あの日、ここから見える景色が好きだった。
「嫌いだよ」
また1つついた嘘。
私は毎日嘘をついている。
けれど、翔は何も言わずにまた笑った。
「で、千草ちゃんとはうまくいきそう?」
話を変えようと彼が思いを寄せる彼女の名前を出してみる。
いつものお調子者がそこにいると思ったのに。
「彼女が誰を見てるかなんてとっくに分かってたんだ」
真っ直ぐ前を見てそう話した彼の横顔に、あぁ、彼も嘘つきなのかと、そう思った。
『未央を悪く言わないで!』
翔のあの子が、あの日叫んだ言葉。
そんな子だと思ってなかった。
偶然居合わせたトイレで聞こえてきた悪口にイライラしたけれど、面倒なことには関わりたくなかった。
だからスルーしてしまおうと扉に手をかけた。
一生懸命に友達を守る姿と、作られたみたいに奥の扉から出てくる本人の姿。
抱き合い泣きじゃくる二人の姿は青臭くて格好悪い。
……そう思うようにした。
あの日、頬を打たれた私を心配そうに覗きこんだ彼女。
その瞳には嘘が欠片もなくて、泣きじゃくる様子にも嘘なんてこれっぽっちも見えない。格好悪いのは……可哀想なのは私の方だと思う気持ちに無理矢理蓋をした。
「振られたんだー」
また翔は笑う。
お昼休みに彼女からハッキリと振られたらしい。
「橘 左京とくっついちゃった」
「……」
「なんか言えよ」
昔からあまり友達のいない私は、こういう時にかける言葉を知らない。
だから何も言えなかった。
それなのに――『ありがとう』と翔はまた笑った。
『彼を取らないで。晃ちゃんは何人もいるみたいだけど、私は彼だけなの』
あの日のあの子のセリフが蘇る。
あの時、立ち尽くすだけの私の代わりに、あの子を責めてくれる誰かが私にもいたら、もし一緒に泣いてくれる誰かが私にもいたら、少しは違ったのかな。
でもそんなこと、どれほど考えてもわからない。
『晃ちゃんってすごいキレイだね!』
綿あめみたいな甘い香りで、コロコロと表情が変わるあの子と知り合ったのは入学式の次の日のことだった。

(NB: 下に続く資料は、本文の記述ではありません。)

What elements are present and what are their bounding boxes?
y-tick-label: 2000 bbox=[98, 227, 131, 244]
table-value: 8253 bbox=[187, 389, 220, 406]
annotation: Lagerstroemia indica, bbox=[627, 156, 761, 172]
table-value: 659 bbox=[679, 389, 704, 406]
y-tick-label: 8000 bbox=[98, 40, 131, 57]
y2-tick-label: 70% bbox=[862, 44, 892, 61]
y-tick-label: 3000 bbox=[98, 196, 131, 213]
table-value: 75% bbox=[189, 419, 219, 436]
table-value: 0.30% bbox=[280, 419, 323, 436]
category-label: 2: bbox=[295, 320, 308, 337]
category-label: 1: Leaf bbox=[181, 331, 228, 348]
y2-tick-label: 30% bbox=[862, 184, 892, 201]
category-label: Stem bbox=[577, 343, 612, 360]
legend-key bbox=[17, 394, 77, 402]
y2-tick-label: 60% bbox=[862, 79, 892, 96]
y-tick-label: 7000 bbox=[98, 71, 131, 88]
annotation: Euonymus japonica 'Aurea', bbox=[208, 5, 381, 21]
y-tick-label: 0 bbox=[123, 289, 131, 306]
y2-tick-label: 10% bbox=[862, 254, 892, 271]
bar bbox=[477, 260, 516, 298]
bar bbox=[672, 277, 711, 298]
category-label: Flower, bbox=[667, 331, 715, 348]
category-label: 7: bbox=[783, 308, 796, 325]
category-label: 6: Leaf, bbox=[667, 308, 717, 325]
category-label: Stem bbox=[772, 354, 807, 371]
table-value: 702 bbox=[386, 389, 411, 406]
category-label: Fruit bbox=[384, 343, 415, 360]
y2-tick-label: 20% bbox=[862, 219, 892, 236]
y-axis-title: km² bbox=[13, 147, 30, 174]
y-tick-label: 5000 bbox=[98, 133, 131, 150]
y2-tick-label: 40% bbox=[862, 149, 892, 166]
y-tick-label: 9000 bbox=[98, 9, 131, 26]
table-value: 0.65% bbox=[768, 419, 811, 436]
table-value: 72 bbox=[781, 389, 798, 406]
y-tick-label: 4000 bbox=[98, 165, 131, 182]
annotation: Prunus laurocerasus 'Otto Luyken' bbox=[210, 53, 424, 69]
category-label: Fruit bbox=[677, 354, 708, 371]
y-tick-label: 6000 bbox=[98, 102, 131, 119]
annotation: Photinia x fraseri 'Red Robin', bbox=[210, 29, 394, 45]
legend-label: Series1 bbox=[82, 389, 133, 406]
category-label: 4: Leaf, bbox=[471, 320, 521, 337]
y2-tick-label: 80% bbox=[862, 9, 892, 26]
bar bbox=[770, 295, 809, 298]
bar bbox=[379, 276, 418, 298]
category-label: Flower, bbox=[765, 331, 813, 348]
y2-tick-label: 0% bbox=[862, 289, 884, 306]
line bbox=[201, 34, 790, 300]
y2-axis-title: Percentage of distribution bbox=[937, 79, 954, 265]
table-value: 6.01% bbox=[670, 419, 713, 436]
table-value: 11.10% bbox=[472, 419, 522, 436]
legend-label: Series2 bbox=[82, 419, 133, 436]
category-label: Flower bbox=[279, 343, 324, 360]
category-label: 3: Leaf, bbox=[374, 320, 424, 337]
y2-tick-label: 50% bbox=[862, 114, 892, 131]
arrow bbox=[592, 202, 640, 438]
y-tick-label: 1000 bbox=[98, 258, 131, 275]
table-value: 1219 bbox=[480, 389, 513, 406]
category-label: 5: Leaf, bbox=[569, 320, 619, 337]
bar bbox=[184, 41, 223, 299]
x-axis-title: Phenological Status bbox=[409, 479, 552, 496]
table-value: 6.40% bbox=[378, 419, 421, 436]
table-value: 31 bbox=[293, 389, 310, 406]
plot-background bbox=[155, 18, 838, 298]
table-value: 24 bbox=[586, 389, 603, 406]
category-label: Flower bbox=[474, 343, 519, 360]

中学生の時から、なんとなくまわりと距離があった私に、話しかけてくる子なんてほとんどいなかった。
話しかけてきたかと思うと、何とか君と喋らないでとか、何とかで、毎日が面倒だった。
だから私は嘘をついた。
友達なんかいらない。
それでも毎日楽しいわ、と。
どれが嘘でどれが本当かわからなくなるほど嘘をついた。
だから……
だからあの時は、あの子が、いつも私のそばにきて『晃ちゃん晃ちゃん』と呼ぶのを、幸せだと思った。
初めて出来た女の子の友達、初めて感じた、くすぐったい気持ちは特別なものだと思ったんだ。